私もこんなちょっとオシャレな部屋に住んで、友人の女の子のような大学生活を送りたい。


そう強く思うようになった。

その後も他の子の家に行ったりしたけど、女の子の部屋はどこも綺麗で清潔で、可愛らしさがあった。

そこから、自分で好きな部屋に住む方法を自分の頭で考えて、行動にうつし始めた。大学選びや物件選びも、考えて決めることが出来なかった私の頭が、このとき、ようやく思考をはじめた。


まず、ほとんど行ってなかった大学をどうにかする方法を考えた。

大学に男子の友人はいたので、女子の友達を無理して作らなくていいと前向きに思えるようになった。彼らの中の数人は、10年たった今でも飲み仲間である。

つまらない講義を受けなくて済むように、転学科という方法を見つけて、どうにか大学に行くことができるように環境を整える事にした。

バイトも頑張って、通常は女の子にはやらせない、汚れる仕事や力仕事もこなしてスキルアップをして、敷金・礼金・引越し資金を自分で貯めた。

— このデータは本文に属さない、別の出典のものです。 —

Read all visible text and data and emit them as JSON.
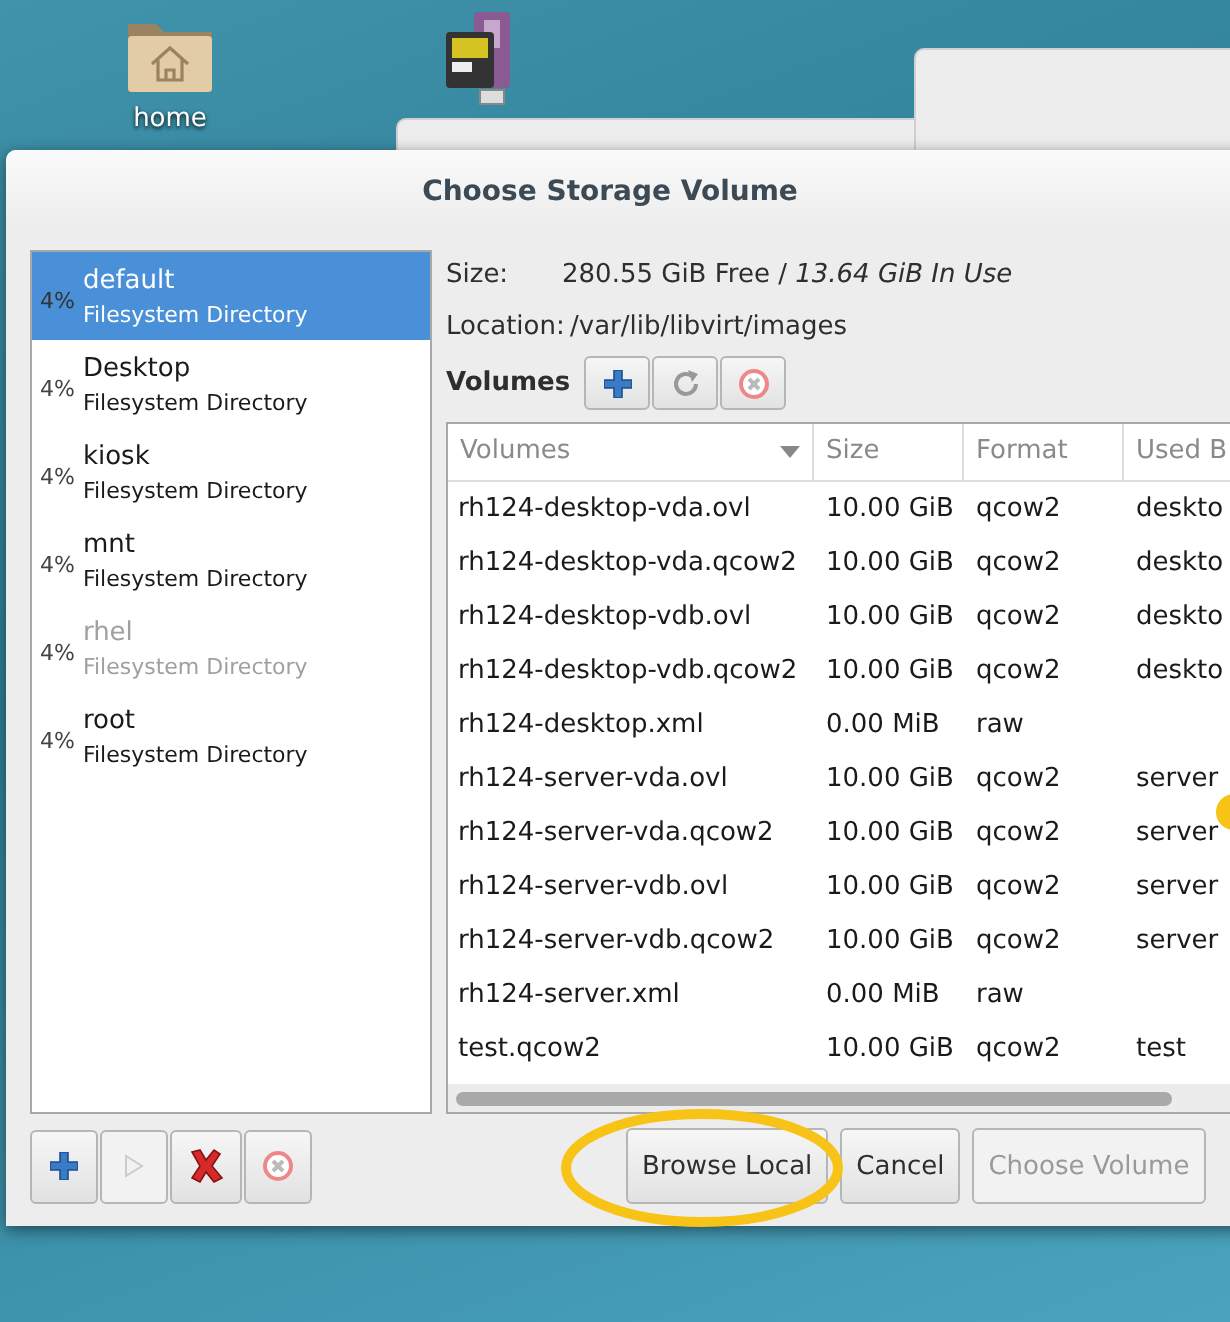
{
  "desktop": {
    "icons": [
      {
        "kind": "folder",
        "label": "home"
      },
      {
        "kind": "drive"
      }
    ]
  },
  "dialog": {
    "title": "Choose Storage Volume",
    "pools": [
      {
        "percent": "4%",
        "name": "default",
        "type": "Filesystem Directory",
        "selected": true,
        "disabled": false
      },
      {
        "percent": "4%",
        "name": "Desktop",
        "type": "Filesystem Directory",
        "selected": false,
        "disabled": false
      },
      {
        "percent": "4%",
        "name": "kiosk",
        "type": "Filesystem Directory",
        "selected": false,
        "disabled": false
      },
      {
        "percent": "4%",
        "name": "mnt",
        "type": "Filesystem Directory",
        "selected": false,
        "disabled": false
      },
      {
        "percent": "4%",
        "name": "rhel",
        "type": "Filesystem Directory",
        "selected": false,
        "disabled": true
      },
      {
        "percent": "4%",
        "name": "root",
        "type": "Filesystem Directory",
        "selected": false,
        "disabled": false
      }
    ],
    "pool_buttons": [
      {
        "kind": "add",
        "disabled": false
      },
      {
        "kind": "start",
        "disabled": true
      },
      {
        "kind": "delete",
        "disabled": false
      },
      {
        "kind": "stop",
        "disabled": false
      }
    ],
    "details": [
      {
        "label": "Size:",
        "value": "280.55 GiB Free / *13.64 GiB In Use*"
      },
      {
        "label": "Location:",
        "value": "/var/lib/libvirt/images"
      }
    ],
    "volumes_label": "Volumes",
    "volume_buttons": [
      {
        "kind": "add"
      },
      {
        "kind": "refresh"
      },
      {
        "kind": "delete"
      }
    ],
    "table": {
      "columns": [
        {
          "label": "Volumes",
          "sorted": true
        },
        {
          "label": "Size",
          "sorted": false
        },
        {
          "label": "Format",
          "sorted": false
        },
        {
          "label": "Used B",
          "sorted": false
        }
      ],
      "rows": [
        [
          "rh124-desktop-vda.ovl",
          "10.00 GiB",
          "qcow2",
          "deskto"
        ],
        [
          "rh124-desktop-vda.qcow2",
          "10.00 GiB",
          "qcow2",
          "deskto"
        ],
        [
          "rh124-desktop-vdb.ovl",
          "10.00 GiB",
          "qcow2",
          "deskto"
        ],
        [
          "rh124-desktop-vdb.qcow2",
          "10.00 GiB",
          "qcow2",
          "deskto"
        ],
        [
          "rh124-desktop.xml",
          "0.00 MiB",
          "raw",
          ""
        ],
        [
          "rh124-server-vda.ovl",
          "10.00 GiB",
          "qcow2",
          "server"
        ],
        [
          "rh124-server-vda.qcow2",
          "10.00 GiB",
          "qcow2",
          "server"
        ],
        [
          "rh124-server-vdb.ovl",
          "10.00 GiB",
          "qcow2",
          "server"
        ],
        [
          "rh124-server-vdb.qcow2",
          "10.00 GiB",
          "qcow2",
          "server"
        ],
        [
          "rh124-server.xml",
          "0.00 MiB",
          "raw",
          ""
        ],
        [
          "test.qcow2",
          "10.00 GiB",
          "qcow2",
          "test"
        ]
      ]
    },
    "buttons": [
      {
        "label": "Browse Local",
        "disabled": false
      },
      {
        "label": "Cancel",
        "disabled": false
      },
      {
        "label": "Choose Volume",
        "disabled": true
      }
    ]
  }
}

引っ越す予定の数ヶ月前から、不動産屋を訪れ、住みたい部屋を探した。自分の理想に近い物件を見つけたものの、残念ながら満室だった。

引越し先の選定に本腰を入れようと思い始めた頃、不動産業者のお兄さんから「希望していたアパート、2階の角部屋に空きが出ましたよ!」という、渡りに船すぎる連絡がきた。

私が憧れた、コンパクトな1Kの部屋で、オートロックとモニター付きインターホンまであった。

大学も、留年確定だけど転学科の許可が下り、つまらなかった大学の講義を受ける必要がなくなった。全く知らない分野の講義を受けることになり、それはそれで興味深くて楽しかった。


母親の車の買い替えに伴い、古い車を譲り受けていたので、私物の引越しはその車で。

家具は家具だけ運んでくれる安い引越しパックで。


住む人が私の時点で部屋は全然オシャレにはならなかったけど、少なくとも畳にカビが生えたり、変な虫が住み着いたり、余計な空間に余計な物を置いたりすることはなくなって、理想に近い部屋になった。

自分でやりたいことや住みたい部屋を選びとってから、なんとなく上手く人生が回るようになっていて、自分で自分の身体を傷つけることもなくなり、夜も薬なしで眠れるようになった。

前に住んでいた『団地みたいな学生マンション』は、そこに至るまでの葛藤とか自分の未熟さを詰め込んで煮つめた、『サナギの部屋』だったように思う。


そこから羽化したあとの学生時代の残り期間、蝶のようにめいっぱい羽ばたいて、とても楽しく過ごすことが出来たのだから。